L’artiste conceptuelle Barbara Kruger recourt au photomontage le plus souvent limité à trois couleurs (le rouge, le noir et le blanc), associant images stéréotypées et texte provocateur à la typographie austère et au ton injonctif. Intimidantes par la violence des images et des propos explicitement dirigés vers le spectateur, ses œuvres prennent pour cadre la société de consommation ainsi que les minorités de toutes sortes, notamment raciales et sexuelles, soumises à l’autorité blanche et masculine.

Les travaux de Barbara Kruger prennent des formes diverses : expositions dans des lieux publics (panneaux d’affichages, sacs imprimés…), installations. En s'appropriant totalement l'espace, du sol au plafond, des mots et des images s'imbriquent les uns dans les autres. Utilisant film, vidéo, audio, une certaine virulence dans les propos souvent construits à partir de situations entendues, Barbara Kruger place le spectateur dans une situation équivoque, celle de sa propre dénonciation. Aussi le spectateur reçoit-il ces accusations : tu es vraiment trop nul, mais pour qui te prends-tu avec tes belles phrases, etc. Elle montre à quel point les représentations faites par les médias sont liées au pouvoir qui est exercé sur nous.
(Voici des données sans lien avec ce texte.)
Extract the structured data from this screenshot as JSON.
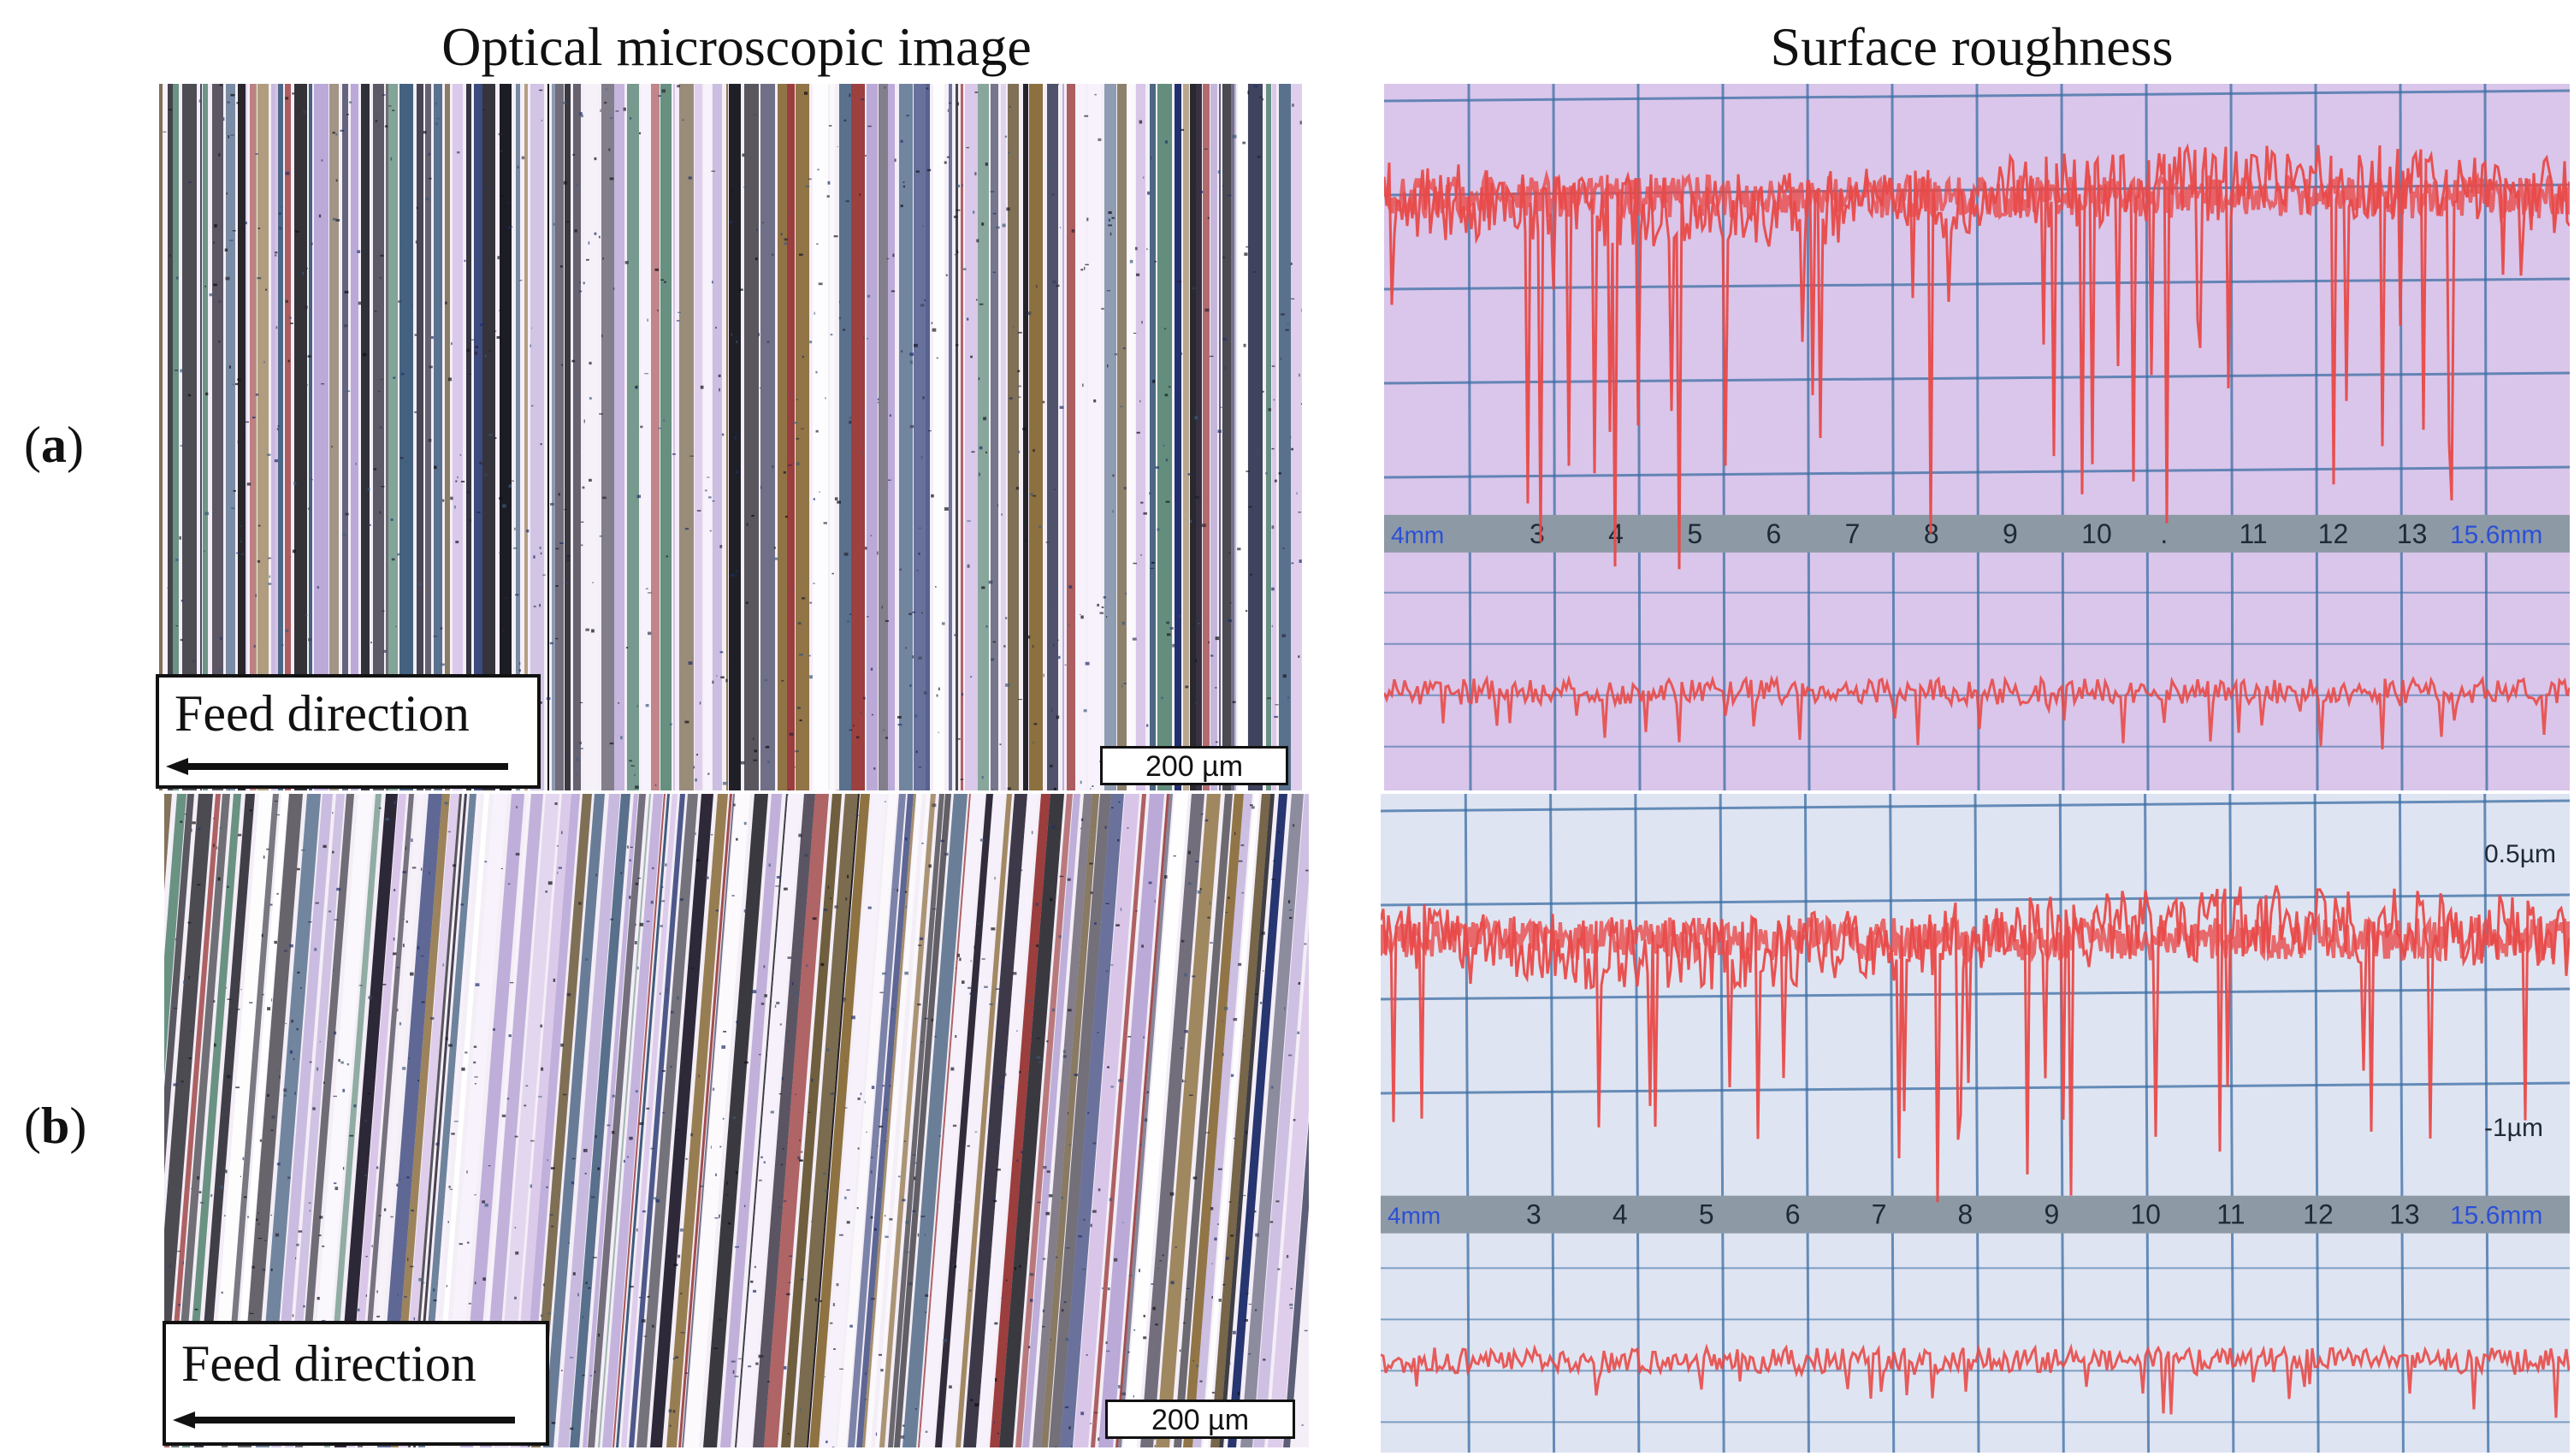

Pour elle la manipulation des médias et de la communication visuelle sont des instruments qui tendent à aliéner l’être humain pour le pousser à acheter toujours plus, et qui font de l’homme un incontournable “accro” au shopping. L’artiste mène une considérable bataille contre le matérialisme de l’époque. 

Tony cragg se considère comme un archéologue de la vie moderne et s’étonne de ce que la société a produit, utilisé et fini par jeter. Une partie de son travail consiste à trier par couleur les objets récupérés et à créer des mosaïques colorées “dessinant” directement au sol ou sur les murs des galeries…   

Andreas Gursky dans une photographie de taille exceptionnelle nous invite à marcher dans les allées d'un supermarché, paradis de l'achat impulsif et déraisonnable. Cette oeuvre est une réflexion pertinente sur les fondements de notre société de consommation.  Dans le même courant contestataire, l’artiste Chinois contemporain Liu Jianhua dénonce l'invasion des produits chinois sur la planète. 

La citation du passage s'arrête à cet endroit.